As soon as us women begin to show the slightest sign of maturity, we are immediately thrusted with all kinds of questions about marriage and future prospects. I was at a tender age of 12 when I received my first “3obalek” and I haven’t been able to live it down since. Gatherings turned into whole seminars about how to properly stuff a chicken and wrap a sambousa. Don’t get me wrong they were some pretty useful tips but it’s not the action that stands out, it’s the belief that that’s exactly how my life is going to be.

There were no lectures in becoming a leader, a power-house. Nothing on how to get my first job, how to graduate with honors or the ways I can break into an untapped sector of the economy.
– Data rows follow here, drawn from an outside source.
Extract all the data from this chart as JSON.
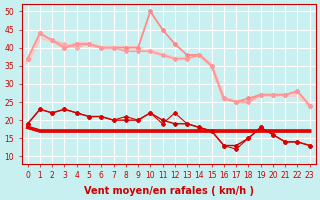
{
  "background_color": "#c8f0f0",
  "grid_color": "#ffffff",
  "xlabel": "Vent moyen/en rafales ( km/h )",
  "xlabel_color": "#cc0000",
  "xlabel_fontsize": 7,
  "xtick_fontsize": 5.5,
  "ytick_fontsize": 5.5,
  "ylim": [
    8,
    52
  ],
  "xlim": [
    -0.5,
    23.5
  ],
  "yticks": [
    10,
    15,
    20,
    25,
    30,
    35,
    40,
    45,
    50
  ],
  "xticks": [
    0,
    1,
    2,
    3,
    4,
    5,
    6,
    7,
    8,
    9,
    10,
    11,
    12,
    13,
    14,
    15,
    16,
    17,
    18,
    19,
    20,
    21,
    22,
    23
  ],
  "tick_color": "#cc0000",
  "series": [
    {
      "x": [
        0,
        1,
        2,
        3,
        4,
        5,
        6,
        7,
        8,
        9,
        10,
        11,
        12,
        13,
        14,
        15,
        16,
        17,
        18,
        19,
        20,
        21,
        22,
        23
      ],
      "y": [
        37,
        44,
        42,
        40,
        41,
        41,
        40,
        40,
        39,
        39,
        39,
        38,
        37,
        37,
        38,
        35,
        26,
        25,
        25,
        27,
        27,
        27,
        28,
        24
      ],
      "color": "#ff9999",
      "lw": 1.0,
      "marker": "D",
      "ms": 2.0,
      "zorder": 3
    },
    {
      "x": [
        0,
        1,
        2,
        3,
        4,
        5,
        6,
        7,
        8,
        9,
        10,
        11,
        12,
        13,
        14,
        15,
        16,
        17,
        18,
        19,
        20,
        21,
        22,
        23
      ],
      "y": [
        37,
        44,
        42,
        41,
        40,
        41,
        40,
        40,
        40,
        40,
        50,
        45,
        41,
        38,
        38,
        35,
        26,
        25,
        26,
        27,
        27,
        27,
        28,
        24
      ],
      "color": "#ffaaaa",
      "lw": 0.8,
      "marker": "D",
      "ms": 2.0,
      "zorder": 2
    },
    {
      "x": [
        0,
        1,
        2,
        3,
        4,
        5,
        6,
        7,
        8,
        9,
        10,
        11,
        12,
        13,
        14,
        15,
        16,
        17,
        18,
        19,
        20,
        21,
        22,
        23
      ],
      "y": [
        37,
        44,
        42,
        40,
        41,
        41,
        40,
        40,
        40,
        40,
        50,
        45,
        41,
        38,
        38,
        35,
        26,
        25,
        26,
        27,
        27,
        27,
        28,
        24
      ],
      "color": "#ff8888",
      "lw": 1.2,
      "marker": "D",
      "ms": 2.0,
      "zorder": 2
    },
    {
      "x": [
        0,
        1,
        2,
        3,
        4,
        5,
        6,
        7,
        8,
        9,
        10,
        11,
        12,
        13,
        14,
        15,
        16,
        17,
        18,
        19,
        20,
        21,
        22,
        23
      ],
      "y": [
        36,
        43,
        42,
        40,
        41,
        41,
        40,
        40,
        40,
        40,
        39,
        38,
        37,
        37,
        38,
        35,
        26,
        25,
        25,
        27,
        27,
        27,
        27,
        24
      ],
      "color": "#ffbbbb",
      "lw": 2.5,
      "marker": null,
      "ms": 0,
      "zorder": 1
    },
    {
      "x": [
        0,
        1,
        2,
        3,
        4,
        5,
        6,
        7,
        8,
        9,
        10,
        11,
        12,
        13,
        14,
        15,
        16,
        17,
        18,
        19,
        20,
        21,
        22,
        23
      ],
      "y": [
        36,
        43,
        42,
        40,
        41,
        41,
        40,
        40,
        40,
        40,
        39,
        38,
        37,
        37,
        38,
        35,
        26,
        25,
        25,
        27,
        27,
        27,
        27,
        24
      ],
      "color": "#ffcccc",
      "lw": 2.0,
      "marker": null,
      "ms": 0,
      "zorder": 1
    },
    {
      "x": [
        0,
        1,
        2,
        3,
        4,
        5,
        6,
        7,
        8,
        9,
        10,
        11,
        12,
        13,
        14,
        15,
        16,
        17,
        18,
        19,
        20,
        21,
        22,
        23
      ],
      "y": [
        19,
        23,
        22,
        23,
        22,
        21,
        21,
        20,
        20,
        20,
        22,
        20,
        19,
        19,
        18,
        17,
        13,
        13,
        15,
        18,
        16,
        14,
        14,
        13
      ],
      "color": "#cc0000",
      "lw": 1.0,
      "marker": "D",
      "ms": 2.0,
      "zorder": 4
    },
    {
      "x": [
        0,
        1,
        2,
        3,
        4,
        5,
        6,
        7,
        8,
        9,
        10,
        11,
        12,
        13,
        14,
        15,
        16,
        17,
        18,
        19,
        20,
        21,
        22,
        23
      ],
      "y": [
        19,
        23,
        22,
        23,
        22,
        21,
        21,
        20,
        21,
        20,
        22,
        19,
        22,
        19,
        18,
        17,
        13,
        12,
        15,
        18,
        16,
        14,
        14,
        13
      ],
      "color": "#dd0000",
      "lw": 0.8,
      "marker": "D",
      "ms": 2.0,
      "zorder": 4
    },
    {
      "x": [
        0,
        1,
        2,
        3,
        4,
        5,
        6,
        7,
        8,
        9,
        10,
        11,
        12,
        13,
        14,
        15,
        16,
        17,
        18,
        19,
        20,
        21,
        22,
        23
      ],
      "y": [
        18,
        17,
        17,
        17,
        17,
        17,
        17,
        17,
        17,
        17,
        17,
        17,
        17,
        17,
        17,
        17,
        17,
        17,
        17,
        17,
        17,
        17,
        17,
        17
      ],
      "color": "#cc0000",
      "lw": 2.5,
      "marker": null,
      "ms": 0,
      "zorder": 2
    },
    {
      "x": [
        0,
        1,
        2,
        3,
        4,
        5,
        6,
        7,
        8,
        9,
        10,
        11,
        12,
        13,
        14,
        15,
        16,
        17,
        18,
        19,
        20,
        21,
        22,
        23
      ],
      "y": [
        18,
        17,
        17,
        17,
        17,
        17,
        17,
        17,
        17,
        17,
        17,
        17,
        17,
        17,
        17,
        17,
        17,
        17,
        17,
        17,
        17,
        17,
        17,
        17
      ],
      "color": "#ee0000",
      "lw": 2.0,
      "marker": null,
      "ms": 0,
      "zorder": 2
    }
  ]
}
There were only talks about finding the perfect suitor to ‘take care of me’, one that was preferably tall enough to keep up with me, and before I knew it, I was all consumed by those standards as well. When the majority of the women around me were saying the same thing, and all the men nodding in agreement, who was I to dare and question their notions? 

Young me felt so pressured to keep all these aspects in mind when forming relationships and going about my day. I never thought less of anyone who chose that life because just as much as starting a business requires courage and splendour, choosing to take on a ‘woman’s role’ requires just as much, if not more, strength and flamboyance. It was just sad to see women feeling pressured to succumb to the patriarchy and not choose that path because they want to. All I hope is that people grasp the idea that just when a woman chooses to do ‘what is expected’, it is not coming from a place of fear and judgement, but excitement and passion, just like every path in life should be.

All I hope for, is a future where gatherings are filled with talks about all the different paths that await, all the things females are capable of besides molokhia and all the ways in which we can lift and brighten (excluding the cosmetic enhancements). This goes for all the men out there that are being pressured into ’practical’ corporate jobs and torn from creative fields because they’re not sustainable because you too deserve to shine and blossom. So, the overall consensus; let the people live! Sheesh.